The NFS servers are 64-bit. The two tested clients (FreeBSD) are a 64-bit and a 32-bit version.

Thanks!

Re: 5.9 NFSv3 bug?

Posted: 2013/01/24 04:46:37
by toracat
You might have hit this bug reported upstream:

https://bugzilla.redhat.com/show_bug.cgi?id=739222

[EDIT] The BZ is for EL6, so may not be applicable here.

Re: 5.9 NFSv3 bug?

Posted: 2013/01/31 20:29:49
by granroth
My problem may not be exactly the same, however kernels newer than 2.6.18-308.24.1.el5 on CentOS 5.9 or newer than 2.6.32-220.23.1.el6.x86_64 on CentOS 6.3 when providing NFSv3 services to Solaris clients prevent non-large-file capable client programs from reading directories due to a size type conflict. Here is demonstration code:

[code]
/* A program to demonstrate the differences between large file support and
the lack of large file support in client programs on Solaris when reading NFSv3
directories hosted on CentOS 5.9 and 6.3 servers running current kernels.

To use make two versions of this program on Solaris, one with:

cc -xc99 -g -errwarn test_largefile.c -o test_smallfile

and the other with:

cc -xc99 -g -errwarn $(getconf LFS_CFLAGS) test_largefile.c -o test_largefile

Then you can try to read directories with each and see which one fails
(if either).
*/

#include <sys/types.h>
#include <dirent.h>
#include <errno.h>
#include <string.h>
#include <stdbool.h>
#include <stdio.h>


int main(int argc, char** argv){

int nErr = 0;
DIR* pDir = NULL;
struct dirent* pEnt = NULL;


if((argc < 2)||(strcmp(argv[1], "-h")==0)||(strcmp(argv[1], "--help")==0)){

printf(
"A program to test effects of compiling in large file support.\n"
" Usage: %s DIR_TO_READ\n"
"If the program works you will see a list of the directory entries in\n"
"DIR_TO_READ, else an error message will be printed\n", argv[0]);

if(argc == 1) return 3;
else return 0;
}

errno = 0;
if( (pDir = opendir(argv[1])) == NULL){
nErr = errno;
fprintf(stderr, "Couldn't open %s, reason: %s\n", argv[1], strerror(nErr));
return 4;
}

printf("%s\n", argv[1]);

while(true){
errno = 0;
pEnt = readdir(pDir);
if(pEnt == NULL){
if(errno != 0){
nErr = errno;
fprintf(stderr, "Couldn't read directory entry from %s, reason: %s\n",
argv[1], strerror(nErr));
return 5;
}
break;
}

printf(" |-%s\n", pEnt->d_name);
}

errno = 0;
if(closedir(pDir) != 0){
nErr = errno;
fprintf(stderr, "Couldn't close %s, reason: %s\n", argv[1], strerror(nErr));
return 6;
}

return 0;
}
[/code]

Is there a way to generate a binary on CentOS without large file support, currently? That would make a handier demonstration . . .

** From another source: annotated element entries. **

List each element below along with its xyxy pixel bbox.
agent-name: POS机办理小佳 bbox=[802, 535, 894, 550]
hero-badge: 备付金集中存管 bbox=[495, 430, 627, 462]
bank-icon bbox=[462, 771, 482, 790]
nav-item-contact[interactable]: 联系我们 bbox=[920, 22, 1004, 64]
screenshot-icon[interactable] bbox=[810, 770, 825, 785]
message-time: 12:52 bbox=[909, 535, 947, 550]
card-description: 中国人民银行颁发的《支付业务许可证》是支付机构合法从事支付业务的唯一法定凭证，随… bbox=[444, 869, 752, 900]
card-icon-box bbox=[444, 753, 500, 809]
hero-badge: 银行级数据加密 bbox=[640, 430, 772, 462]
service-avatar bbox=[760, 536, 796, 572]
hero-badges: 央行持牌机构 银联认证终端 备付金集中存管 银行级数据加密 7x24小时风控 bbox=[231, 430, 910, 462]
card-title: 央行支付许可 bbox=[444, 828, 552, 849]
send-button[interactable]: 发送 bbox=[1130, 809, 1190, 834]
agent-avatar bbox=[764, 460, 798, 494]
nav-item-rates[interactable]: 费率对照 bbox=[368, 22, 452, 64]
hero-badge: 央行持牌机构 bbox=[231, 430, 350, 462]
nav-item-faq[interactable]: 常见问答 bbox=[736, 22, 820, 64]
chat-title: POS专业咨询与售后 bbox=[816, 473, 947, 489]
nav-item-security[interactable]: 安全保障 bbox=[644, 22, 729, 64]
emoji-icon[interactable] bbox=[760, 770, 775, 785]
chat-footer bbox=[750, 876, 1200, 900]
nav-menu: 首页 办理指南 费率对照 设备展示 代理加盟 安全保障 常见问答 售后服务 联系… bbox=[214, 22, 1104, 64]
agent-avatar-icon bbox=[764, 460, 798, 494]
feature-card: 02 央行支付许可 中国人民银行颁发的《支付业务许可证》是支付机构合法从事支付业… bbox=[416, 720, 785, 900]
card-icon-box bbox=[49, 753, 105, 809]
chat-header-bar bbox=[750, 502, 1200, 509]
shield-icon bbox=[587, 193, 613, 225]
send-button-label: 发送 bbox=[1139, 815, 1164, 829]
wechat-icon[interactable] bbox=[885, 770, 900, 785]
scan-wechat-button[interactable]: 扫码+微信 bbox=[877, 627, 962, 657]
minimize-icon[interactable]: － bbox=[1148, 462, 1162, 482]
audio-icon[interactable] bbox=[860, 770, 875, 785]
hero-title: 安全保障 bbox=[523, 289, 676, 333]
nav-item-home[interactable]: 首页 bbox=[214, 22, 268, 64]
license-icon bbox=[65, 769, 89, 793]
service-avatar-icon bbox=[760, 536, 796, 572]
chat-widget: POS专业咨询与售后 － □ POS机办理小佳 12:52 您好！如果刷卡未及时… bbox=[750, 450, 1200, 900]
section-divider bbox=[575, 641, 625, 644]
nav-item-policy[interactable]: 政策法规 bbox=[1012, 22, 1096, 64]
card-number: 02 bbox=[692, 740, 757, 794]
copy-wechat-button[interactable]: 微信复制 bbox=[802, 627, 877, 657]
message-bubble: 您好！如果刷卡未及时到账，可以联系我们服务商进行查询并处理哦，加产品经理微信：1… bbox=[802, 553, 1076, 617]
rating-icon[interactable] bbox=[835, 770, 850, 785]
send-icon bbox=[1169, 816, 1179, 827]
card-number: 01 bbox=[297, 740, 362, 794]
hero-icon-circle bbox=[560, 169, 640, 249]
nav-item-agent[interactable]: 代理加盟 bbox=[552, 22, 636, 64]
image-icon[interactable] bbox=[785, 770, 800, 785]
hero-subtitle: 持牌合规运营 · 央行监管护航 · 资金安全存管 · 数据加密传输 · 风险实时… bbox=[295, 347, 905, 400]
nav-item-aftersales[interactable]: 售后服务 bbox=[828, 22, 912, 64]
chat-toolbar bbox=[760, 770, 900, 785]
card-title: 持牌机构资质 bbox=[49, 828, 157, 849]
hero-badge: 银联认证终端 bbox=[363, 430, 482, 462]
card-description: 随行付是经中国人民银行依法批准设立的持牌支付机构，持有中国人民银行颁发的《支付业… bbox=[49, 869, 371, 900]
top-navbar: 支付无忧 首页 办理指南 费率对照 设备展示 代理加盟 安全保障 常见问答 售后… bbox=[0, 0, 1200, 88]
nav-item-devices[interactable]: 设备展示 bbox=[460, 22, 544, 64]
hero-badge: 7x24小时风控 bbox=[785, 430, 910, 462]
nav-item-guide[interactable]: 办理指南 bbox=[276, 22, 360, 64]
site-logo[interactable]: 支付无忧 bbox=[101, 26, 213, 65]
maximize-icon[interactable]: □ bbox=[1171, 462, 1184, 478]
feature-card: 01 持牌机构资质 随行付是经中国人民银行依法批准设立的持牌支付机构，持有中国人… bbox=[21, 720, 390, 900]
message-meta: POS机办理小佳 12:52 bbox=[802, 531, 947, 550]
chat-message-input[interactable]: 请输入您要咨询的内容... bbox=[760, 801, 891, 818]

I've been holding off on kernel updates, but this is a show-stopper for our half a petabyte of space flight data.

Re: 5.9 NFSv3 bug?

Posted: 2013/02/09 00:04:15
by toracat
For NFS issues with CentOS 5.9 kernels, please see :

http://bugs.centos.org/view.php?id=6241

https://access.redhat.com/knowledge/solutions/306063

Re: 5.9 NFSv3 bug?

Posted: 2013/02/13 17:07:55
by jeneral
Just to clarify:
My server is centos 5.9, 32-bit.

My clients are freebsd 8.3, 32 AND 64-bit versions. If I understand correctly, by default, they have LFS. It fails on both.

Perhaps this is NOT an LFS issue nor a 32-bit client issue?